= Power Strike =

Video game series

Power Strike is a series of vertically scrolling shooter video games, developed by Compile for the Master System and Game Gear. It consists of three titles, only one of which was designed from the ground up as a Power Strike title. The other two are Aleste games re-branded for release outside of Japan.

==Power Strike==

Originally released in Japan in 1988 under the name Aleste, Power Strike is a slightly stripped-down version of the game released for international audiences in the same year. Power Strike contains one less level than Aleste and the anime-styled storyline was removed. In the United States, Power Strike is notable because it was the first mail-order only Master System title. It was also the only title in the Power Strike series to be released in the United States. The US release was initially a mail-only limited edition, however it did later see some retail distribution at Toys R' Us and other American chains. The European release was always a regular retail package.
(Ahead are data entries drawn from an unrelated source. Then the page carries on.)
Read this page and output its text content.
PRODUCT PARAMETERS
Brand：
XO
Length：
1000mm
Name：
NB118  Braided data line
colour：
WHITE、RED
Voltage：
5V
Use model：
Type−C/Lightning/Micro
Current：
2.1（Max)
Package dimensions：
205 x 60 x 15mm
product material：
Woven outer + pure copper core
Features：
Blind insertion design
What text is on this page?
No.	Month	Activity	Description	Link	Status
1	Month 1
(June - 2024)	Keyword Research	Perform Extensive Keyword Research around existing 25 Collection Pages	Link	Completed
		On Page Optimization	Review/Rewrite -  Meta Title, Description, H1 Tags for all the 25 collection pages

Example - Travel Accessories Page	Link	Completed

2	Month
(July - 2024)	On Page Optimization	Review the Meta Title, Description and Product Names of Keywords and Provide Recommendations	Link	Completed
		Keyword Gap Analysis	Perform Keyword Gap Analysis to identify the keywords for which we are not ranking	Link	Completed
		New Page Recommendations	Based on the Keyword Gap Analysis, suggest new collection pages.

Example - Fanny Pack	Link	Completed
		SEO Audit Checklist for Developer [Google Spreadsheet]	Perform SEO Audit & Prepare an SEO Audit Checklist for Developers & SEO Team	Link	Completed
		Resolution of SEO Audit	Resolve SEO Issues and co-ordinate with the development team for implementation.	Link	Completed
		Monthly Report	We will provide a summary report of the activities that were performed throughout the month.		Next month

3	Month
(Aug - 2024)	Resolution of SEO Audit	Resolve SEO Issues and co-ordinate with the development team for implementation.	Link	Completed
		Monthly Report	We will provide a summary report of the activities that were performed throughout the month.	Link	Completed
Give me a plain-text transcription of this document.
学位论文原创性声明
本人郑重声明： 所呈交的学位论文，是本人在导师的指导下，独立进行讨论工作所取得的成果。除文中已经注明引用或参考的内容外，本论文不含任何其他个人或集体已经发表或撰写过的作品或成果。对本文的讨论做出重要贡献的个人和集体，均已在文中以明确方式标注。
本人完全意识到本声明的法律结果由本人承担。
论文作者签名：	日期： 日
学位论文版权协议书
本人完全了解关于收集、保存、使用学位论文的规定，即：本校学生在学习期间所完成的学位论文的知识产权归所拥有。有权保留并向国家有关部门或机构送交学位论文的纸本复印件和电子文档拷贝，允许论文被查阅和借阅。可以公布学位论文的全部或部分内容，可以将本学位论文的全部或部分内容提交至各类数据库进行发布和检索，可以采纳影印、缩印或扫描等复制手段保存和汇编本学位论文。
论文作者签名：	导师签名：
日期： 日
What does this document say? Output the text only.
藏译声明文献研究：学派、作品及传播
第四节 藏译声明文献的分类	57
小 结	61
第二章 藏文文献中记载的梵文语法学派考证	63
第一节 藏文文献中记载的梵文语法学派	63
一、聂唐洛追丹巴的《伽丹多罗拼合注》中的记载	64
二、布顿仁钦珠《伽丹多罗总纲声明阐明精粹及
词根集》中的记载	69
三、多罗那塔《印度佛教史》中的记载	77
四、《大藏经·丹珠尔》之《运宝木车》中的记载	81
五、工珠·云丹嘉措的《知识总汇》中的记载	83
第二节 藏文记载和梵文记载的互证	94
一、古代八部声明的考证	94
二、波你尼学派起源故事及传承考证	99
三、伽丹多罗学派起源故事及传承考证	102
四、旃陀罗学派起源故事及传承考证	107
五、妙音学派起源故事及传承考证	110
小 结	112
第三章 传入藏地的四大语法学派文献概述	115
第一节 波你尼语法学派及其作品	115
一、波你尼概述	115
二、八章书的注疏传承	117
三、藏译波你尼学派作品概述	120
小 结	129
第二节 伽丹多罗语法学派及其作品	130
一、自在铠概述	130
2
==Power Strike II (Master System)==

Power Strike II, released in 1993 in Europe and Brazil for the Master System only, was the only game in the series designed from the ground up as a Power Strike game. It takes place in an alternate past in the 1930s, where players try to capture aerial pirates in retro-futuristic aircraft. The title plays similar to its predecessor, but adds a charged attack by holding the fire button.

==Power Strike II (Game Gear)==

Power Strike II, released in 1993 in Europe and Brazil for the Game Gear, was originally released in Japan under the name of GG Aleste II: Lance Bird. It is the sequel to GG Aleste rather than a Power Strike title.